Dalam kesempatan dialog pada Program Kompas TV yang dipandu oleh Risianna Silalahi, Gus Ulil secara gamblang memberikan labeling ‘Wahabi Lingkungan’ kepada Juru Kampanye Hutan Greenpeace Indonesia Iqbal Darmanik.
Kedangkalan berpikir Gus Ulil, adalah bukti nyata cara pandang pengelolaan SDA di Indonesia itu kotor dan Bodoh.
Penulis dalam hal ini memberikan pesan terbuka kepada Gus Ulil selalu Ketua PBNU.
Pertama, bagi masyarakat adat, ekspansi pertambangan (nikel) akan dan telah menghancurkan warisan komunitas adat mereka.
Kehidupan mereka kini terancam dan dikepung oleh puluhan korporasi tambang. Komunitas adat dalam hal ini semakin kehilangan ruang hidup yang mereka warisi dan jaga secara turun temurun.
Penyerobotan tanah ulayat selalu melahirkan konflik dengan perusahaan pertambangan. Hal tersebut lahir akibat dari penerbitan izin eksplorasi yang sarat dengan penyalahgunaan kekuasaan dengan menggunakan aturan yang hanya menguntungkan segelintir orang.
Disisi lain, ketika muncul penolakan atau perlawanan dari masyarakat. Berbagai intimidasi akan dilakukan dengan menggunakan kekuatan aparat serta ormas yang menjadi proxy kekuasaan.
Hal demikian, jamak terjadi di Indonesia yang mengarah pada Etnogenosida. Komunitas masyarakat lokal pun, semakin terpisah baik dari aspek ekonomi, sosial, dan lingkungannya.
Gap implementasi dari kebijakan hilirisasi nikel ini lahir akibat praktik korupsi dan perampasan ruang hidup atas nama cita-cita semu hilirisasi sektor pertambangan di Indonesia.
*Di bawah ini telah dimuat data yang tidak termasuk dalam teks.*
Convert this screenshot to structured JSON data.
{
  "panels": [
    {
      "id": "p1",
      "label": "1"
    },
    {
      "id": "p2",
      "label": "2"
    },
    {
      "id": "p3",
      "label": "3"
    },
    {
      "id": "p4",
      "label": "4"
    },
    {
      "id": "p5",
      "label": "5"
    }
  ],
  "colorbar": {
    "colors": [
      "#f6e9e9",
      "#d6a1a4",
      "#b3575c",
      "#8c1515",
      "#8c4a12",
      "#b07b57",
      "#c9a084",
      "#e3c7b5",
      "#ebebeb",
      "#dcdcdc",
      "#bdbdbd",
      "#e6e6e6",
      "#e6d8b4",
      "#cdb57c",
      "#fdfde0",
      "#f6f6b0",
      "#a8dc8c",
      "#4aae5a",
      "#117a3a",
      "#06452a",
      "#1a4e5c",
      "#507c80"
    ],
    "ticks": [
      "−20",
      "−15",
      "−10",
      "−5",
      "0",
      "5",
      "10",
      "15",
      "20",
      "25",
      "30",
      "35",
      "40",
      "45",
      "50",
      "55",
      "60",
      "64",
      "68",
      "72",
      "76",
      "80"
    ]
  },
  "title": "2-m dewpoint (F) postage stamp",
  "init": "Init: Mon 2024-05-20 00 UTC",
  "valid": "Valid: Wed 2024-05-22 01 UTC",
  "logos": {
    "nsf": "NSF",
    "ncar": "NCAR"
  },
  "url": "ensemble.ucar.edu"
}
Dan yang akan menerima dampak nyata adalah masyarakat lokal yang hidup di sekitar lingkaran kawasan tambang.
Kedua, labeling ‘Wahabi Lingkungan’ bagi para aktivis dan masyarakat yang memberikan concern pada pelestarian lingkungan adalah bentuk kesesatan berpikir.
Gus Ulil mengatakan, “Orang Wahabi itu sebegitunya kepingin menjaga kemurnian teks, sehingga teks tidak boleh disentuh sama sekali”.
Kenyataannya bukankah, Agama Islam dibangun di atas Dalil.
Allah berfirman, “Maka jika datang kepadamu petunjuk dari-Ku, lalu barangsiapa yang mengikuti petunjuk-Ku, ia tidak akan sesat dan ia tidak akan celaka,” (Qs Thaha (20) : 123)
Para ulama salaf juga telah memperingatkan kita untuk berhati-hati, agar tidak menafsirkan Al-Qur’an secara sembarangan.
Ibnu Katsir mengatakan, “Menafsirkan Al-Qur’an dengan menggunakan logika semata, hukumnya haram”. (Tafsir Al-Qur’an Al’Azim, 1:11)
Tak hanya itu, dari Abu Bakar ash-Shidiq, ia berkata. ” Langit mana yang akan menaungiku, dan bumi mana yang akan menampungku, jika aku berkata tentang Kitab Allah SWT berdasarkan pendapat (semata)”. (Ibnu Qayyim, I’lam al Muwaqqiin 1/87).
Semoga Gus Ulil segera melakukan pertaubatan ekologis demi kemaslahatan umat dan bumi yang sesungguhnya.